Так что мальчик соврал и сказал, что ему надо в уборную, а сам пошел в «Вулворт», и там была его мама. Открывала коробки с краской для волос. На ней был желтый парик, и ее лицо в таком обрамлении казалось совсем-совсем крошечным, и от нее так и разило табаком. Она открывала картонные коробки и вытаскивала оттуда темно-коричневые бутылочки с краской для волос. Потом раскладывала их обратно по коробкам – только бутылочки были все перепутаны – и возвращала коробки на полку.
– Симпатичная девочка, – сказала мама, глядя на фотографию на коробке у себя в руках. Она положила в коробку бутылочку из другой коробки. Бутылочки были все одинаковые – из темно-коричневого стекла.
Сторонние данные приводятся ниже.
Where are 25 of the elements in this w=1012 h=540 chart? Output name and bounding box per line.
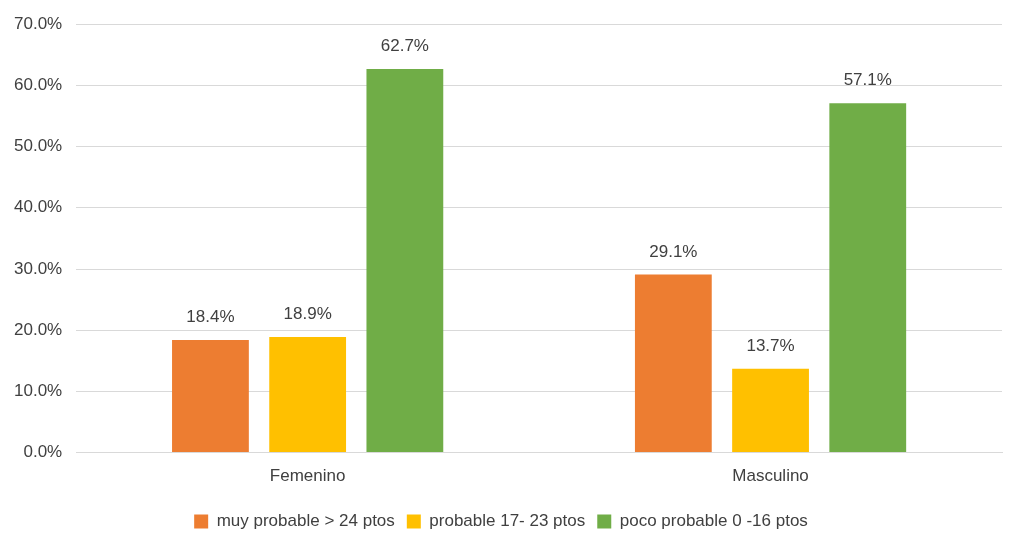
legend-label: poco probable 0 -16 ptos [619, 511, 808, 531]
data-label: 18.9% [283, 304, 332, 324]
y-tick-label: 30.0% [14, 258, 63, 278]
bar [634, 274, 712, 453]
data-label: 18.4% [186, 307, 235, 327]
y-tick-label: 0.0% [23, 442, 63, 462]
bar [269, 336, 347, 453]
y-tick-label: 40.0% [14, 197, 63, 217]
x-tick-label: Femenino [269, 466, 346, 486]
bar [172, 339, 249, 453]
y-tick-label: 60.0% [14, 75, 63, 95]
y-tick-label: 50.0% [14, 136, 63, 156]
bar [732, 368, 809, 453]
data-label: 13.7% [746, 335, 795, 355]
x-tick-label: Masculino [732, 466, 809, 486]
legend-label: muy probable > 24 ptos [216, 511, 395, 531]
bar [366, 68, 444, 453]
data-label: 29.1% [649, 241, 698, 261]
y-tick-label: 20.0% [14, 319, 63, 339]
legend-label: probable 17- 23 ptos [429, 511, 586, 531]
y-tick-label: 70.0% [14, 13, 63, 33]
data-label: 62.7% [380, 36, 429, 56]
data-label: 57.1% [843, 70, 892, 90]
bar [829, 103, 907, 453]
y-tick-label: 10.0% [14, 381, 63, 401]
Открывая очередную коробку, мама спросила:
– Как ты считаешь, она симпатичная?
Мальчик был таким глупым, что даже не понял:
– Кто?
– Ты знаешь кто, – сказала мама. – И она совсем молоденькая. Я видела, как вы с ней выбирали одежду. Ты держал ее за руку, так что не ври.
Мальчик был таким глупым, что ему не хватило ума убежать. Ему даже в голову не приходило задуматься, почему мама три месяца просидела в тюрьме, почему ее освободили досрочно и почему его определили к приемным родителям.
И мама спросила, меняя местами бутылочки с краской: светлый блондин – в коробку из-под рыжей краски, черную краску – в коробку из-под светлого блондина:
– Она тебе нравится?
– Кто? Миссис Дженкинс? – говорит мальчик.
Мама поставила обе коробки на полку, даже не закрыв их как следует.
– Так она тебе нравится?
Как будто это поможет, наш маленький нытик и ябеда говорит:
– Она – всего лишь приемная мать.
И, не глядя на мальчика – глядя на фотографию женщины на коробке у себя в руках, – мама сказала:
– Я спросила: она тебе нравится?
К ним подошла светловолосая женщина с магазинной тележкой и взяла с полки коробку с фотографией блондинки, но с какой-то другой краской внутри. Женщина положила коробку к себе в тележку и пошла дальше.
– Она считает себя блондинкой, – сказала мама. – Но надо ломать представления людей о себе.
У мамы это называлось «косметический терроризм».
Маленький мальчик смотрел вслед женщине с тележкой, пока она не отошла совсем далеко – на то расстояние, когда уже ничего не поправишь.
– У тебя есть я, – сказала мама. – И как ты ее называешь, приемную мать?
– Миссис Дженкинс.
– И она тебе нравится? – спросила мама и посмотрела на мальчика. В первый раз за все это время.
И он притворился, что уже все для себя решил, и сказал:
– Нет?
– Ты ее любишь?
– Нет.
– Ты ее ненавидишь?
И этот маленький бесхребетный червяк сказал:
– Да?
И мама сказала:
– Ты все правильно понимаешь. – Она наклонилась к нему и посмотрела прямо в глаза и сказала: – Ты сильно ее ненавидишь, эту миссис Дженкинс?
И наш мелкий засранец сказал:
– Сильно-сильно?
– Сильно-сильно и еще в два раза сильнее, – сказала мама и протянула ему руку. – Пойдем. Нам надо успеть на поезд.
Крепко держа его за руку, она потащила его за собой по проходу – к выходу.
– Ты мой. Только мой. Навсегда. Помни об этом.